Monday, September 10, 2018

Local News Drying Up?



If you are to believe a study by Duke University, local news operations are drying up in small towns around the country.

The most stunning fact produced in the study….only 17-percent of the news stories produced in the communities studied were based on events that actually occurred within that community.

Huh?  That’s crazy. If you believe that, it means local newspapers and radio stations are just recycling public service information and ripping off other media to fill their news holes.

We don’t have that problem here. In fact, Fairfield would have been an outlier in the Duke study. The radio station and the newspaper are almost totally driven by local events. News is the tail that wags the dog here.
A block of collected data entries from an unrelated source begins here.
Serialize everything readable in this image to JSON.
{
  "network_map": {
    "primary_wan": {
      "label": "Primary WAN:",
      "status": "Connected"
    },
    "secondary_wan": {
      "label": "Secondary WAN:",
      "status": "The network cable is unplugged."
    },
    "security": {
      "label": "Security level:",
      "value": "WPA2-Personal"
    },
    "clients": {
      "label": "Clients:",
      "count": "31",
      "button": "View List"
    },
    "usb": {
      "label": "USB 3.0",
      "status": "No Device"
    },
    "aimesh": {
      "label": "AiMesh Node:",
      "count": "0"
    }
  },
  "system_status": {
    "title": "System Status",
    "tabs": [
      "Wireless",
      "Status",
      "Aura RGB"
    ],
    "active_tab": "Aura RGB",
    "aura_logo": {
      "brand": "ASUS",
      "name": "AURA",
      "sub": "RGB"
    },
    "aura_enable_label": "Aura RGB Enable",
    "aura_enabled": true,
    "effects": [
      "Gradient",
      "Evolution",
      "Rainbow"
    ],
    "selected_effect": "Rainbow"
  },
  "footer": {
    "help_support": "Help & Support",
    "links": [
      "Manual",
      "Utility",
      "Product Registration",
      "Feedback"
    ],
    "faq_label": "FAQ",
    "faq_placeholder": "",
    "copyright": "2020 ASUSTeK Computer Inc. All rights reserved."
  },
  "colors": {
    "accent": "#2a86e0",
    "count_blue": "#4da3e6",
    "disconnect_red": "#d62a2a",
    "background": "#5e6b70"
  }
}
Local news is so important to us. We invest a disproportionate amount of our time making sure it is current and correct, whether it be on the air or on our headlines on wfiwradio.com. We update news several times a day.

My first move upon arriving in the general manager’s job was to make sure all news was generated within our newsroom and I re-engineered the news format to include interviews so we could use the actual words of the newsmakers. We strive to have at least two segments of news audio in each major newscast.

The Duke study decries the loss to communities of depleted news commitments by local media. It weakens the community. Consumers don’t have a grasp of local political issues.

 In my heart of hearts, I believe strong local news coverage is an essential asset to the well being of the community….

…And it is just good business for us.